WASHINGTON — President Bush named former Secret Service director John Magaw as head of the new Transportation Security Administration on Monday, bypassing the usual confirmation process by making the appointment while the Senate is in recess.

Bush's action means that Magaw can serve without confirmation for about a year, until the end of the Senate's next session.

The agency Magaw will head is an arm of the Transportation Department and was created in the aftermath of the Sept. 11 terrorist attacks. It will be responsible for developing and deploying new airport security measures.

The agency is to take charge of all airline security matters by Feb. 19. Magaw will oversee the hiring of 28,000 airport security screeners and the installation of new systems to detect explosives in checked baggage.

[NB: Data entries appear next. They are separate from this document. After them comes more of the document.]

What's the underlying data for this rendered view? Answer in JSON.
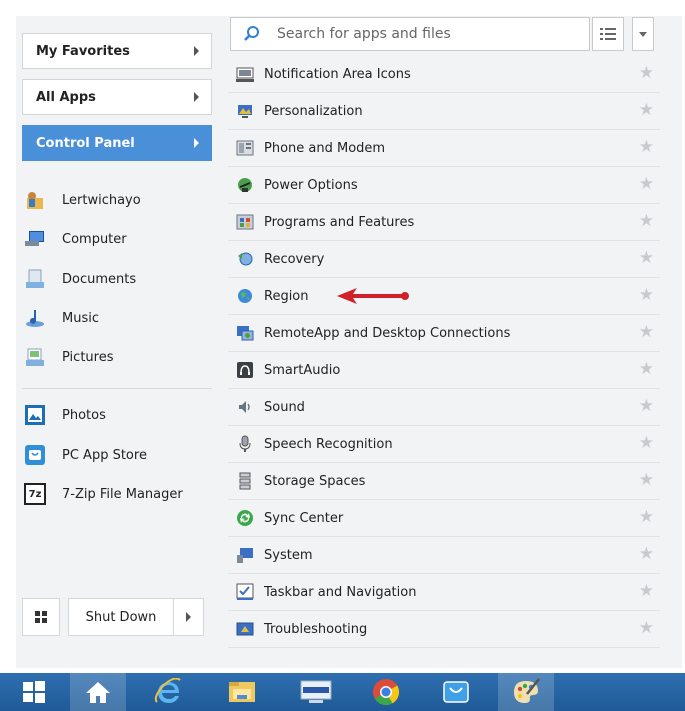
{
  "left_panel": {
    "buttons": [
      {
        "label": "My Favorites",
        "active": false
      },
      {
        "label": "All Apps",
        "active": false
      },
      {
        "label": "Control Panel",
        "active": true
      }
    ],
    "places": [
      {
        "label": "Lertwichayo",
        "icon": "user-folder-icon"
      },
      {
        "label": "Computer",
        "icon": "computer-icon"
      },
      {
        "label": "Documents",
        "icon": "documents-icon"
      },
      {
        "label": "Music",
        "icon": "music-icon"
      },
      {
        "label": "Pictures",
        "icon": "pictures-icon"
      }
    ],
    "apps": [
      {
        "label": "Photos",
        "icon": "photos-icon"
      },
      {
        "label": "PC App Store",
        "icon": "app-store-icon"
      },
      {
        "label": "7-Zip File Manager",
        "icon": "7zip-icon",
        "icon_text": "7z"
      }
    ],
    "shutdown_label": "Shut Down"
  },
  "search": {
    "placeholder": "Search for apps and files"
  },
  "control_panel_items": [
    {
      "label": "Notification Area Icons",
      "icon": "notification-area-icon"
    },
    {
      "label": "Personalization",
      "icon": "personalization-icon"
    },
    {
      "label": "Phone and Modem",
      "icon": "phone-modem-icon"
    },
    {
      "label": "Power Options",
      "icon": "power-options-icon"
    },
    {
      "label": "Programs and Features",
      "icon": "programs-features-icon"
    },
    {
      "label": "Recovery",
      "icon": "recovery-icon"
    },
    {
      "label": "Region",
      "icon": "region-icon",
      "highlighted": true
    },
    {
      "label": "RemoteApp and Desktop Connections",
      "icon": "remoteapp-icon"
    },
    {
      "label": "SmartAudio",
      "icon": "smartaudio-icon"
    },
    {
      "label": "Sound",
      "icon": "sound-icon"
    },
    {
      "label": "Speech Recognition",
      "icon": "speech-recognition-icon"
    },
    {
      "label": "Storage Spaces",
      "icon": "storage-spaces-icon"
    },
    {
      "label": "Sync Center",
      "icon": "sync-center-icon"
    },
    {
      "label": "System",
      "icon": "system-icon"
    },
    {
      "label": "Taskbar and Navigation",
      "icon": "taskbar-navigation-icon"
    },
    {
      "label": "Troubleshooting",
      "icon": "troubleshooting-icon"
    }
  ],
  "taskbar": {
    "icons": [
      "windows-start-icon",
      "home-icon",
      "internet-explorer-icon",
      "file-explorer-icon",
      "lenovo-icon",
      "chrome-icon",
      "store-icon",
      "paint-icon"
    ],
    "lenovo_text": "lenovo"
  },
  "colors": {
    "accent": "#4a90d9",
    "annotation_arrow": "#d0202a",
    "taskbar": "#2a66a6"
  }
}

Bush announced Magaw's nomination as undersecretary of Transportation for security Dec. 10. It was stalled amid procedural maneuvering on unrelated issues at the end of the last congressional session.

Magaw, 66, who also headed the Bureau of Alcohol, Tobacco and Firearms, has worked for the last two years as an anti-terrorism advisor to the Federal Emergency Management Agency.

The Constitution grants the president power to make temporary appointments to fill important government jobs without the Senate's consent while the chamber is in recess. Such postings expire at the end of the next congressional session--in Magaw's case, that probably means by the end of this year.

Occasionally, senators upset about a particular nomination will protest the use of recess appointments as an abuse of presidential power.

But this year, there was little reported controversy about the Magaw nomination, and it was not entirely clear why the Senate failed to act on it before adjourning Dec. 20 for a winter break. Congress is due to reconvene Jan. 23.

A spokeswoman for Senate Majority Leader Tom Daschle (D-S.D.) had no immediate comment on the White House announcement.